H was asleep on my couch when I got home after work, so I decided to wake him gently. I sat down next to him and kissed his cheek, kissed his forehead, and lightly touched his arm. Well, H hauled me down and basically attacked me in his sleep. I hadn't expected that...but I didn't exactly complain! H confessed afterwards that he was dreaming he was having sex with me...only to wake up and realize it was true. LOL

H commented that his cat has been much more affectionate in the two days since he was brought over here. The kitty has just been climbing all over me--and H too. The cat is old, and very picky, so I like to think he just didn't like H's roommate. (Yeah, I know, I'm evil...) Probably it was just too hot for him, since H kept the AC off to save money.

He took off after that, said he wanted to do more with his apartment before he went to work.

I was pretty down after he left. I really didn't want him to go... And I didn't have any plans for tonight. BIL2 is in Cancun, my friend's bf is in town, and my other close friend works on Friday nights. (Yeah. Clearly I need to make some more friends. ) But I also knew that I am alwway feeling depressed on Friday night, even when I do have plans. Not sure why that is. So I didn't beat myself up too much over it.

I called H a few hours later, told him I really missed him. He sounded pretty distracted, said he was doing a lot of stuff right then. H did say he was definately going with me tomorrow. ( ) I think if I had pushed and we'd had that stupid argument earlier, he wouldn't have agreed to go. I wasn't exactly upset that he didn't talk to me long, it just didn't help my slump. An hour after that, I decided I needed to drag myself to the gym.

That helped. It's amazing how exercise does wonders. I was feeling pretty good, checked my cell and H had called me twice. By that time he was already at work, so I checked my vmail. H had left me the most sappy message--how he missed me bad, wanted to come hold me, that he was planning on coming to spend the night with me, and for me to leave my porch light on. Just a few days ago he had told me not to bother, it wasn't worth the money.

I called him back, and he didn't answer. I left him an equally mushy message. (I'd imagine hearing all of this sap on all of my journals must make some people queasy after awhile...LOL...)

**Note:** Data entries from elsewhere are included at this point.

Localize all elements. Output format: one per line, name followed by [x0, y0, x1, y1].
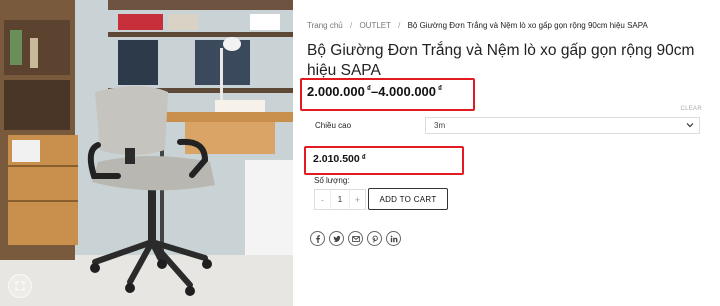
zoom-button[interactable] — [8, 274, 32, 298]
linkedin-icon[interactable] — [386, 231, 401, 246]
product-summary: Trang chủ / OUTLET / Bộ Giường Đơn Trắng… — [307, 0, 712, 306]
price-min: 2.000.000 — [307, 84, 365, 99]
variation-price-value: 2.010.500 — [313, 153, 360, 165]
facebook-icon[interactable] — [310, 231, 325, 246]
variation-price: 2.010.500 ₫ — [313, 153, 366, 165]
twitter-icon[interactable] — [329, 231, 344, 246]
clear-variation-link[interactable]: CLEAR — [680, 106, 702, 112]
email-icon[interactable] — [348, 231, 363, 246]
currency-symbol: ₫ — [361, 153, 366, 162]
product-image[interactable] — [0, 0, 293, 306]
pinterest-icon[interactable] — [367, 231, 382, 246]
chevron-down-icon — [686, 123, 694, 128]
quantity-minus-button[interactable]: - — [315, 195, 330, 205]
office-chair-photo — [0, 0, 293, 306]
breadcrumb-separator: / — [349, 21, 353, 30]
height-select[interactable]: 3m — [425, 117, 700, 134]
price-range: 2.000.000 ₫–4.000.000 ₫ — [307, 84, 442, 99]
breadcrumb-separator: / — [398, 21, 401, 30]
currency-symbol: ₫ — [438, 84, 443, 93]
quantity-input[interactable]: 1 — [330, 190, 350, 209]
price-max: 4.000.000 — [378, 84, 437, 99]
product-title: Bộ Giường Đơn Trắng và Nệm lò xo gấp gọn… — [307, 42, 695, 79]
variation-label: Chiều cao — [315, 121, 352, 130]
share-icons — [310, 231, 401, 246]
zoom-icon — [15, 281, 25, 291]
breadcrumb-outlet[interactable]: OUTLET — [359, 21, 390, 30]
add-to-cart-button[interactable]: ADD TO CART — [368, 188, 448, 210]
quantity-label: Số lượng: — [314, 176, 350, 185]
breadcrumb-current: Bộ Giường Đơn Trắng và Nệm lò xo gấp gọn… — [407, 21, 648, 30]
quantity-stepper: - 1 + — [314, 189, 366, 210]
breadcrumb: Trang chủ / OUTLET / Bộ Giường Đơn Trắng… — [307, 21, 648, 30]
breadcrumb-home[interactable]: Trang chủ — [307, 21, 343, 30]
height-select-value: 3m — [434, 121, 446, 130]
quantity-plus-button[interactable]: + — [350, 195, 365, 205]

H managed to call me back a few minutes later--he stepped out from work for just a few minutes. After all the mushy ILY's and I miss you's, we straightened out plans for tomorrow. H then asked if I could get my parents' van on Sunday (if I didn't have plans) so we could move the couch from his place to his mom's. He actually said "we." Yeah for progress! H doesn't mind moving with me...and is actually asking me when he isn't even in dire need.

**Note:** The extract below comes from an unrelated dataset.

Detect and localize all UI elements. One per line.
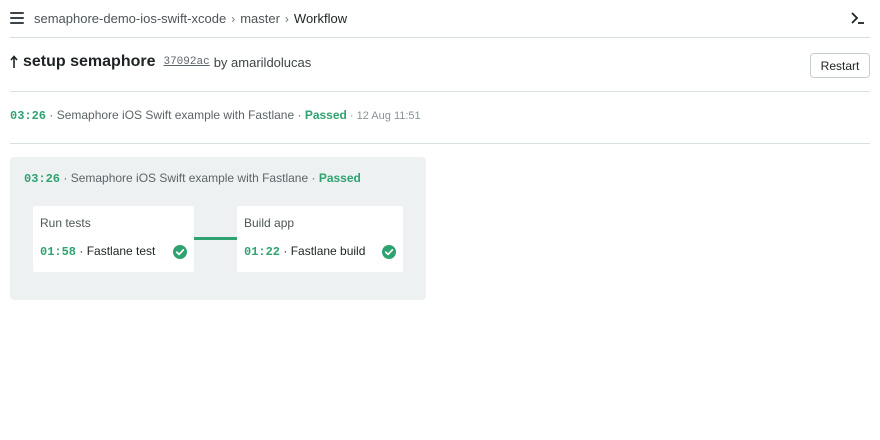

He told me he wanted everything, even the dishes out, except for the bed; that roommate had the majority of her stuff out. I commented it would be like a sleep retreat, and he said that was kind of true.

H also told me roommate was still freaking him out. I think he's afraid she's going to make up some lie or try to do something to upset me. Whatever. Like that tactic is gonna work on me. I've been down this road before. Even if something did happen, it's not relevent to H and mine's new R. And I'm perfectly aware she'd just be telling me to try to drive a wedge between us. Besides...H has been completely honest with me about his past. All of it. He came clean when he did have a PA. If there had been one this time, I think his guilt would have driven him to tell me by now. I'm more convinced now than ever that this girl is nuts...and I'm glad H is finally starting to see it.

I'm worried about tomorrow. But I've decided I'm going picture in my head what I might say to my parents or how I might stand for H in the way that he wants me to. Expections affect the outcome.